Intriguingly, she rested her foundation for a common ethics on some very Catholic notions. She started with the idea, admittedly shared with many religious faiths, that there is ultimate truth which humanity has a deep hunger to know, a yearning for transcendence, as she called it. She also turned to natural law theory to argue that there are universal moral principles that all human beings have imprinted on their hearts. For Somerville, morals and notions of good and evil are not simply social constructs, subject to variation depending on culture and history. Nor are they arbitrary rules imposed by religions. They are knowable to all cultures and times via human reason.
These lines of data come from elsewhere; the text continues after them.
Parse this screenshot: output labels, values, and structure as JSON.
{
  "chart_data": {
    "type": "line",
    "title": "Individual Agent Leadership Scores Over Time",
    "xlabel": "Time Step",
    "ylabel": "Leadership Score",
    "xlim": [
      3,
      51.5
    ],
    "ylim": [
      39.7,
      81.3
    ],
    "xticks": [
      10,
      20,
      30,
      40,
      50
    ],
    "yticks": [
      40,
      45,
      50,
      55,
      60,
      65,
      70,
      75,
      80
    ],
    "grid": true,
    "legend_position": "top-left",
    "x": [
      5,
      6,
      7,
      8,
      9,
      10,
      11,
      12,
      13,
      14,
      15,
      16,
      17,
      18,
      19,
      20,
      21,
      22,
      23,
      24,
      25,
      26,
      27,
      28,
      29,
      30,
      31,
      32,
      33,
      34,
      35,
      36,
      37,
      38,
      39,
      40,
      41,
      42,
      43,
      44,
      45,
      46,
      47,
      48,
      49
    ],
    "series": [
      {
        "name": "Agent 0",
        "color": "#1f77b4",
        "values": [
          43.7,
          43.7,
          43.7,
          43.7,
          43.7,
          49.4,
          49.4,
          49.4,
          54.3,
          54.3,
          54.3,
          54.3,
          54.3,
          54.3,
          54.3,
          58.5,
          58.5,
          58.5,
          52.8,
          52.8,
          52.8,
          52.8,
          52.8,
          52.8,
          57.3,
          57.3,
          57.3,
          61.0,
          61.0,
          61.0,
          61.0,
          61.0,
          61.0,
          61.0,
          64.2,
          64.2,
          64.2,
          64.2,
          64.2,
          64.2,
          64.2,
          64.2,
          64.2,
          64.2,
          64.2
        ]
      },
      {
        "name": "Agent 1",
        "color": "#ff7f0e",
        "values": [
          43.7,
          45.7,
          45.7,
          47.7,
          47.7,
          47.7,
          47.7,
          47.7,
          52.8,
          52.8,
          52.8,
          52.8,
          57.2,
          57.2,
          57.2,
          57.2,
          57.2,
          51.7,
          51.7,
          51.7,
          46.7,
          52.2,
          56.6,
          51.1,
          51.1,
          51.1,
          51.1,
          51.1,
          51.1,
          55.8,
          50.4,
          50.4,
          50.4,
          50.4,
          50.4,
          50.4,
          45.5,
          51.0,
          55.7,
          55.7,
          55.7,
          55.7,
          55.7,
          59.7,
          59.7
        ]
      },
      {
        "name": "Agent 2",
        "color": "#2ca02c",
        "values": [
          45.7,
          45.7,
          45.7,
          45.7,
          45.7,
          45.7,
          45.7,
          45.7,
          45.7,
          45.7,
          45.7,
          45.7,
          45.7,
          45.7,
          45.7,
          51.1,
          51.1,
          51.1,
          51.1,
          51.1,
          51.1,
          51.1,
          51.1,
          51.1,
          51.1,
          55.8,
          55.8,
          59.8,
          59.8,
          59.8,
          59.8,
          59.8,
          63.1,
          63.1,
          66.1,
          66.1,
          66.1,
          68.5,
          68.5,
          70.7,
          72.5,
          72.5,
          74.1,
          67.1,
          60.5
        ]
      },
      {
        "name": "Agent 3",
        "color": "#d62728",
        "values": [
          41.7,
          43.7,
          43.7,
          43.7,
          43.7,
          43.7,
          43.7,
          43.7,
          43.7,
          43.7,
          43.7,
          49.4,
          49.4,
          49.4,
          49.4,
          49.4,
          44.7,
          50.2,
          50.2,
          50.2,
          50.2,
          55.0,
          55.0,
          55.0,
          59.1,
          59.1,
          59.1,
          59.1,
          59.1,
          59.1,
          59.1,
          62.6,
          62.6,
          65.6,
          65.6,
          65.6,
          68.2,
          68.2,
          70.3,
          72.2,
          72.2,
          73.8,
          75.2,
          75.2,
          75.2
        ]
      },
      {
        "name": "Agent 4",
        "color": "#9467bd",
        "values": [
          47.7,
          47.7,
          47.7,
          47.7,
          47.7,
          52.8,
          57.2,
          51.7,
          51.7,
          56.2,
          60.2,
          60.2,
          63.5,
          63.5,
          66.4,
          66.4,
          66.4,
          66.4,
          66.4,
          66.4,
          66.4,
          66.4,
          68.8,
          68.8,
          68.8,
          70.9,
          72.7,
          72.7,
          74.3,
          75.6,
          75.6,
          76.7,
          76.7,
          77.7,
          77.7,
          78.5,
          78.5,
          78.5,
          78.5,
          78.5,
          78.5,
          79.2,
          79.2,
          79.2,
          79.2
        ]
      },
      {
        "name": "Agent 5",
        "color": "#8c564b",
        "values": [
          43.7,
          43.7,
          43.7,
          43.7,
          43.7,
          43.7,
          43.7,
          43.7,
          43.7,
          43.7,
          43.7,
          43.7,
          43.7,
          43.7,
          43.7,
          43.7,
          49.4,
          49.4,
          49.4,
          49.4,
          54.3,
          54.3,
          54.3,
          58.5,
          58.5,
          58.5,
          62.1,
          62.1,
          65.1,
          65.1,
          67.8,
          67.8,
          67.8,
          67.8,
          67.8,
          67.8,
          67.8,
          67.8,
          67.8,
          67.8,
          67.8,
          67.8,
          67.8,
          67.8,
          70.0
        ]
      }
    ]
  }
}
Sound familiar? They should. Understandably, the conclusions she draws for a common ethics will also be familiar to Catholics: respect for human life as its foundation; a bias for "the natural," that is, for preserving traditional and natural ways of looking at what it means to be human; a high value for traditional families that provide the ideal setting for raising healthy children; advocacy for a child's right to have and know his/her biological parents.

Somerville recognizes her approach has limits. Of necessity, it eschews religious languages (without, at the same time, relegating religion to the private sphere). She is seeking a limited space for finding agreement among competing ideologies in hopes of preserving the best of the human species against the onslaught of "technoscience" that threatens to render the human race unrecognizable.

A monumental challenge, perhaps, but worth all our effort. Somerville's roadmap will not easily be dismissed; nor should it.